I was running 3.5 from a boxed set mega-dungeon. The PCs were 2nd level and the encounter was with the module's special "variant" Orcs. 3.5 Orcs were already designed as glass cannons with poor AC and 2-handed weapons. Really not the way things should be done. The variant Orcs traded Dex for Str giving them more damage but lower AC. They also had only 6 hp. Fianlly the module either cheated or screwed up dependign on how charitable you're feeling. When they transcribed weapon stats for the capsule description a x2 polearm turned into a x3. So there we were and the "special" Orcs are dying early and often and not challenging the PCs at all until one of them rolls that natural 20 and does 42 hp to a 2nd level Illusionist (or maybe a Beguiler if you remember your 3.5).

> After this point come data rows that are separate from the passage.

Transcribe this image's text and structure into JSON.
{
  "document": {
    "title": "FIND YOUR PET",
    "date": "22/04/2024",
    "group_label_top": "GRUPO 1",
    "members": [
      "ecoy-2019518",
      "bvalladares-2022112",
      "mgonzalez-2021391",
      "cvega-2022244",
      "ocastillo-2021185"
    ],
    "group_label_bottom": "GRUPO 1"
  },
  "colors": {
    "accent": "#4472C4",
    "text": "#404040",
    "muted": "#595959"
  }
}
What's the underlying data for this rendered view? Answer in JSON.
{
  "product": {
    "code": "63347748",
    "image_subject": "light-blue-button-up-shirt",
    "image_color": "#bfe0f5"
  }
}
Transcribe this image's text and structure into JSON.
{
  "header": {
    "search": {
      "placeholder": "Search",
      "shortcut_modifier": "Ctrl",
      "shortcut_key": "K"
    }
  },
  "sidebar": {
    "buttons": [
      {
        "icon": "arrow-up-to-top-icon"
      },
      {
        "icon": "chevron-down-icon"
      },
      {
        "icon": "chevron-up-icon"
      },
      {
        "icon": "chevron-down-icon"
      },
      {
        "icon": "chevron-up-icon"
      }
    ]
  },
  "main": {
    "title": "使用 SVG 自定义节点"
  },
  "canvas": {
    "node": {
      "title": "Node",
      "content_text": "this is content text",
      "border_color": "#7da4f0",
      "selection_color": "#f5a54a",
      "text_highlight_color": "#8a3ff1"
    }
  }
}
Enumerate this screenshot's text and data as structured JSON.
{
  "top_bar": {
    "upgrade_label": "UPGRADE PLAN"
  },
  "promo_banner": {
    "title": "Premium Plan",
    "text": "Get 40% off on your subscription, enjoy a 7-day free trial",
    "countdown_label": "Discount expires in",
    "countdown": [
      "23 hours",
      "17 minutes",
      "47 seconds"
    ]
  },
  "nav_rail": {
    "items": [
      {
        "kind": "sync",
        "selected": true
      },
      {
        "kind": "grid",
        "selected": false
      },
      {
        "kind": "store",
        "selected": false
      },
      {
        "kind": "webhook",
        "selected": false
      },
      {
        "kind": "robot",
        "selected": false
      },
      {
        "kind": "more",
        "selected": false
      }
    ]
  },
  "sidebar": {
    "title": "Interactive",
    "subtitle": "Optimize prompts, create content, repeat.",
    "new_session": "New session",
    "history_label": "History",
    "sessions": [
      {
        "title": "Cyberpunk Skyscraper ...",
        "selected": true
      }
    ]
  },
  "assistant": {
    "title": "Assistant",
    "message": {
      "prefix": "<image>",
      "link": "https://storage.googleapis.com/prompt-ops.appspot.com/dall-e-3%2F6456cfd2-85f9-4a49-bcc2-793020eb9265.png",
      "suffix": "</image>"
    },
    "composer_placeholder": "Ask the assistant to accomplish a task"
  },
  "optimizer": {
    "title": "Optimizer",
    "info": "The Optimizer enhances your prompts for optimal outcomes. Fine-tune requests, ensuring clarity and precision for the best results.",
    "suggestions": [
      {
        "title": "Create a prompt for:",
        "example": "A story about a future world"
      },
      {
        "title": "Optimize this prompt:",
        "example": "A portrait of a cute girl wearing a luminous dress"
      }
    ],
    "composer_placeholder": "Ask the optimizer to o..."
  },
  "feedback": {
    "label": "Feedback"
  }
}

I try and watch out for that sort of bad design these days and I never plan to kill PCs. That just slows up the game and diverts time and energy from playing. Although the next time someone tries to run "My parents were killed by Orcs and I have sworn eternal vegneance agsint all their kind!" a cow may fall out of a clear blue sky on them during character creation.
__________________
Fred Brackin |
10-11-2018, 09:28 PM | #20 |
Join Date: Feb 2005
Location: Berkeley, CA
|
Re: Killing PCs
Hey, it was an improvement over 3e orcs -- they shifted from a d12(x3) weapon to a 2d4(18-20/x2) weapon.